The parts that did not resist the strong impact of the seismic energy are the oldest, already subject to other catastrophes, like that of 1960 or of 985. The intensity and the duration of this earthquake has shaken these colossal buildings of another era, with their heavy walls, but partially filled with dirt, or too rigid because they were constructed with cement walls, without columns. Only the lightness, the solidity, and the elasticity of the elements guarantee resistance to the earthquake.
In the 4 large schools of Santiago none of the chapels is usable, in fact, these tall and wide churches have been greatly devastated and will remain closed for a long time.

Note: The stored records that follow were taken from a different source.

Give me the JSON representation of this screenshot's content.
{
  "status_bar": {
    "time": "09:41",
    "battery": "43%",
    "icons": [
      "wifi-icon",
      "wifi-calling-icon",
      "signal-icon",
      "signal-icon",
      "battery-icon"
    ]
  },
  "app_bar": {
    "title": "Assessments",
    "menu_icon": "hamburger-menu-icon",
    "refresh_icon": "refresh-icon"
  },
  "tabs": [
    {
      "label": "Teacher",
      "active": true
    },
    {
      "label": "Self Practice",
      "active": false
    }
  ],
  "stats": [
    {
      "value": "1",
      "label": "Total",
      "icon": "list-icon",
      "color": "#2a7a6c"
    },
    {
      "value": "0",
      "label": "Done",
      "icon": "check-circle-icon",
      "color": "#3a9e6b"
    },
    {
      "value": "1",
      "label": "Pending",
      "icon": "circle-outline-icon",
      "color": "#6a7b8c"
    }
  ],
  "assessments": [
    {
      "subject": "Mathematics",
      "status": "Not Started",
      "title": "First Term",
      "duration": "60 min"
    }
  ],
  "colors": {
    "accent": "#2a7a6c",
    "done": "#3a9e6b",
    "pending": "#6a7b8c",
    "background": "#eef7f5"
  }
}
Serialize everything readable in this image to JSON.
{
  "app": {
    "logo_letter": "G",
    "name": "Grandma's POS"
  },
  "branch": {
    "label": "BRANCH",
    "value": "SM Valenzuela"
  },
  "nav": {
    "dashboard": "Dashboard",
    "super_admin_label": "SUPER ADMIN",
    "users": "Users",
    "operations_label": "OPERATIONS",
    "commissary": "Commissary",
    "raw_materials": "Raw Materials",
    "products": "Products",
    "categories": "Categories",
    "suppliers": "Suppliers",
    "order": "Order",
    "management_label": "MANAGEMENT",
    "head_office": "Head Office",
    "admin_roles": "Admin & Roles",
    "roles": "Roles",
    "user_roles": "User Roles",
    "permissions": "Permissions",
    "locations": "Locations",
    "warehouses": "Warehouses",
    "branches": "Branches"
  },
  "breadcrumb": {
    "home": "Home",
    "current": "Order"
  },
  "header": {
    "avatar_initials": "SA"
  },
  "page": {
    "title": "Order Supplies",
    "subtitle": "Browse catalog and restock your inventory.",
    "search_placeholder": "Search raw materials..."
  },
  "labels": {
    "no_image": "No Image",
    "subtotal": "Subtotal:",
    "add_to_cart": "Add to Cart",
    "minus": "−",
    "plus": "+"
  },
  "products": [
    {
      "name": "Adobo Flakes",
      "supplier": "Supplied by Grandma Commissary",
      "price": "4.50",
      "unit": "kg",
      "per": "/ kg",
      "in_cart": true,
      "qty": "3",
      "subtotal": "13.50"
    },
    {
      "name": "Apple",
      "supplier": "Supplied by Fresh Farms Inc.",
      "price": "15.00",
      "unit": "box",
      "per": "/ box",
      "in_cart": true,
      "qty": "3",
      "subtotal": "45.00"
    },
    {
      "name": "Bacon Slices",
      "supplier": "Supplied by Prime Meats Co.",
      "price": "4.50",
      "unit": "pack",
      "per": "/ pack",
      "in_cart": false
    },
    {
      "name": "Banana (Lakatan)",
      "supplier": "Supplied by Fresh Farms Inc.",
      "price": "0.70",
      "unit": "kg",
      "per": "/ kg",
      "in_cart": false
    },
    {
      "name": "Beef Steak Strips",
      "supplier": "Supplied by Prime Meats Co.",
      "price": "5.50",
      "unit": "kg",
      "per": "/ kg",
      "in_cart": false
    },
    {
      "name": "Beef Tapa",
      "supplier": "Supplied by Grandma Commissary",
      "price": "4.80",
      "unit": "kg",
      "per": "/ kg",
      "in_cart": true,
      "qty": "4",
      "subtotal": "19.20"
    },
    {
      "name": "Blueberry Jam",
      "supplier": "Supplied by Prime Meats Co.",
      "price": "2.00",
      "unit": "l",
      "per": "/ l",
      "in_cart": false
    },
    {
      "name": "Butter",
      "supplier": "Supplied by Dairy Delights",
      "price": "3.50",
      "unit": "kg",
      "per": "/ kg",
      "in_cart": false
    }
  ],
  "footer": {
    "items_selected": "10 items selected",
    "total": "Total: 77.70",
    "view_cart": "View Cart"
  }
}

The oldest school Maria Ausiliatrice needs complete restructuring, with delicate points of intervention, be It for the exterior façade declared an historic landmark, be it in the structurally affected pillars.
The school Miguel Infante has modern and old rooms that alternately contain even the students of the school Maria Ausiliatrice . However, the gym is no longer available since the entrance has been sealed off, nor the classrooms adjacent to the chapel that is in danger of collapse.
The school Santiago La Cisterna has already repaired the ceilings and temporarily restored the gym that will function also as a chapel and a large meeting room.
The technical school San Miguel has restructured the first and second floors but has had to seal off the third that will need some major structural work. The kitchen and school cafeteria will remain closed until repairs have been done, which will take several months.
The house of spirituality adjacent to the aspirantate and to the elderly Sisters' home in Santiago El Bosque is greatly damaged. The chapel and an entire wing is uninhabitable, and the burst water pipes on the balcony damaged many rooms.
The School of Valparaiso repaired the most superficial cracks, even here to permit the resumption of the classes, but the chapel remains closed, there are some greatly damaged pillars, and the central part of the building needs to be razed and reconstructed.
The gravest and most visible damages are in the schools nearest the epicenter.
Linares felt the earthquake with great force, and the school has been greatly damaged, but many parts have already been restructured. An entire corner of the building, in its three floors, is inaccessible and needs to be demolished and rebuilt.
The Sisters have already restructured the ground floor and the second floor of the school of Santa Cruz but the second floor needs to be completely redone.
Three buildings vanished in Molina: the administrative building, the entrance foyer and adjacent offices, and the gymnasium. Even the areas surrounding the school is a great desolation: entire neighborhoods have disappeared.
Even Talca has felt the consequences: only 8 out of 24 classrooms are usable, therefore, the school does not yet have permission to resume classes. The gym is without a roof and damaged, as well as the adjacent classrooms. Entire parts of the school need to be demolished and rebuilt. The community no longer has neighbors because the whole neighborhood is razed to the ground. The newest elementary school, located in another neighborhood, where the Sisters had a second community until last year, is intact and the house, which was empty for a few months, now houses the community of the SDB who instead lost their home under the collapse of the parish church.
The Chilean province, with great courage, has invested all of its savings in the first repairs , even the savings destined to the new construction of the technical school of Puerto Mortt destroyed by a fire in 2007. As with Haiti, the entire Institute, invoking the intercession of Laura Vicuña and of M. Angela Vallese, unites itself closely to this province so that the 15,000 students won't have to feel the effects of a lack of educational structures in their growth».